Sometimes I ask myself: what has happened to the Hichilema we had in opposition? The Hichilema in opposition could actively listen and learn. He promised people what they wanted, identified with the people and their needs, and played the part of the ordinary citizen who can represent all citizens. He appeared as a decent political leader who was outraged by anti-democratic or repressive legislation, abuse, injustice, lies, corruption, and ethnic-regional divisions, and a steady pair of hands who could help restore Zambia’s democratic tradition and resuscitate the faltering economy.
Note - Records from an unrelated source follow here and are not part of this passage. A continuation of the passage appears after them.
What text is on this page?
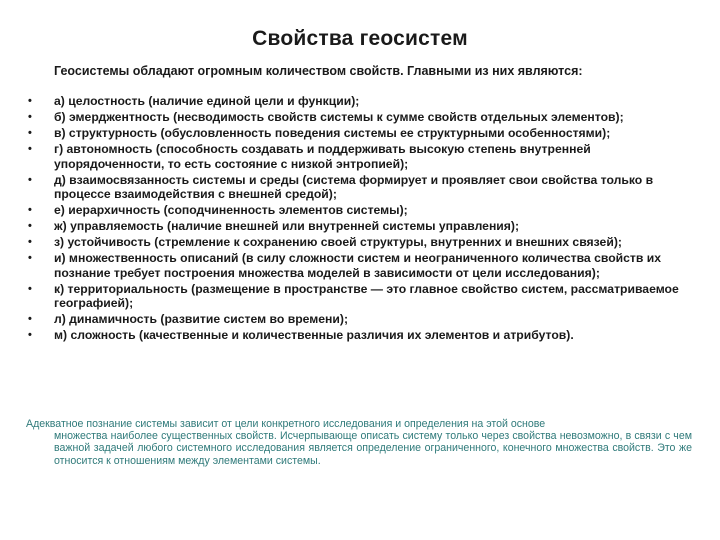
Свойства геосистем
Геосистемы обладают огромным количеством свойств. Главными из них являются:
•	а) целостность (наличие единой цели и функции);
•	б) эмерджентность (несводимость свойств системы к сумме свойств отдельных элементов);
•	в) структурность (обусловленность поведения системы ее структурными особенностями);
•	г) автономность (способность создавать и поддерживать высокую степень внутренней упорядоченности, то есть состояние с низкой энтропией);
•	д) взаимосвязанность системы и среды (система формирует и проявляет свои свойства только в процессе взаимодействия с внешней средой);
•	е) иерархичность (соподчиненность элементов системы);
•	ж) управляемость (наличие внешней или внутренней системы управления);
•	з) устойчивость (стремление к сохранению своей структуры, внутренних и внешних связей);
•	и) множественность описаний (в силу сложности систем и неограниченного количества свойств их познание требует построения множества моделей в зависимости от цели исследования);
•	к) территориальность (размещение в пространстве — это главное свойство систем, рассматриваемое географией);
•	л) динамичность (развитие систем во времени);
•	м) сложность (качественные и количественные различия их элементов и атрибутов).
Адекватное познание системы зависит от цели конкретного исследования и определения на этой основе
множества наиболее существенных свойств. Исчерпывающе описать систему только через свойства невозможно, в связи с чем важной задачей любого системного исследования является определение ограниченного, конечного множества свойств. Это же относится к отношениям между элементами системы.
In power or since his ascent to the position of President, Hichilema has so easily found comfort in the company of all the vices he denounced in opposition that one may think his conscience has been stolen. What would Hichilema’s former self think of him now?
Lacking intellectual curiosity, the Hichilema in power is dripping with arrogance and talks even where he should listen. He is extremely detached from reality, has U-turned on many of the positions that made him attractive to most Zambians when he was in opposition, and has systematically moved to alienate the various constituencies (in the broader sense) that voted for him. Much of his behaviour seems to be geared – if any sense can be attributed to it – towards deliberately shedding the support that brought him into office, and certainly not mobilising support from anywhere. Indeed, he seems to enjoy de-mobilising his earlier support. Since he was elected, he shows very little sign of feeling any need for popular support. On the contrary, he goes out of his way to spit in the faces of his former supporters. Perhaps he is supremely confident of using the Electoral Commission of Zambia, the police, and the judiciary – formal institutions that he has loaded with his supporters – to steal the election. Perhaps he aims to declare an interminable state of emergency. Maybe he aims to change the constitution so that he can never be removed from office.
In 2006, President Levy Mwanawasa said this about Hichilema: “His understanding of politics is that it doesn’t matter; you can cheat, provided you get your goals. The problem [with] Mr Hichilema is…that he wants to cheat, to mislead, to show that he is what he is not”. Was Hichilema a fraud who fooled many into believing that he was a bankable candidate only to show his true colours after assuming State power? Or perhaps he was, all along, just an incompetent political leader whose many weaknesses we overlooked in our quest to get rid of Lungu and a compulsive liar who made various promises which he had no intention of implementing and, in many cases, had the definite intention of doing exactly the opposite? Was his strategy to propose popular policies in order to get elected, and then to drop them after his election?
Whatever the case, I miss the Hichilema we had before 2021. The one we have now is a completely different Hichilema I increasingly no longer recognise. What has really happened to the Hichilema we had in opposition?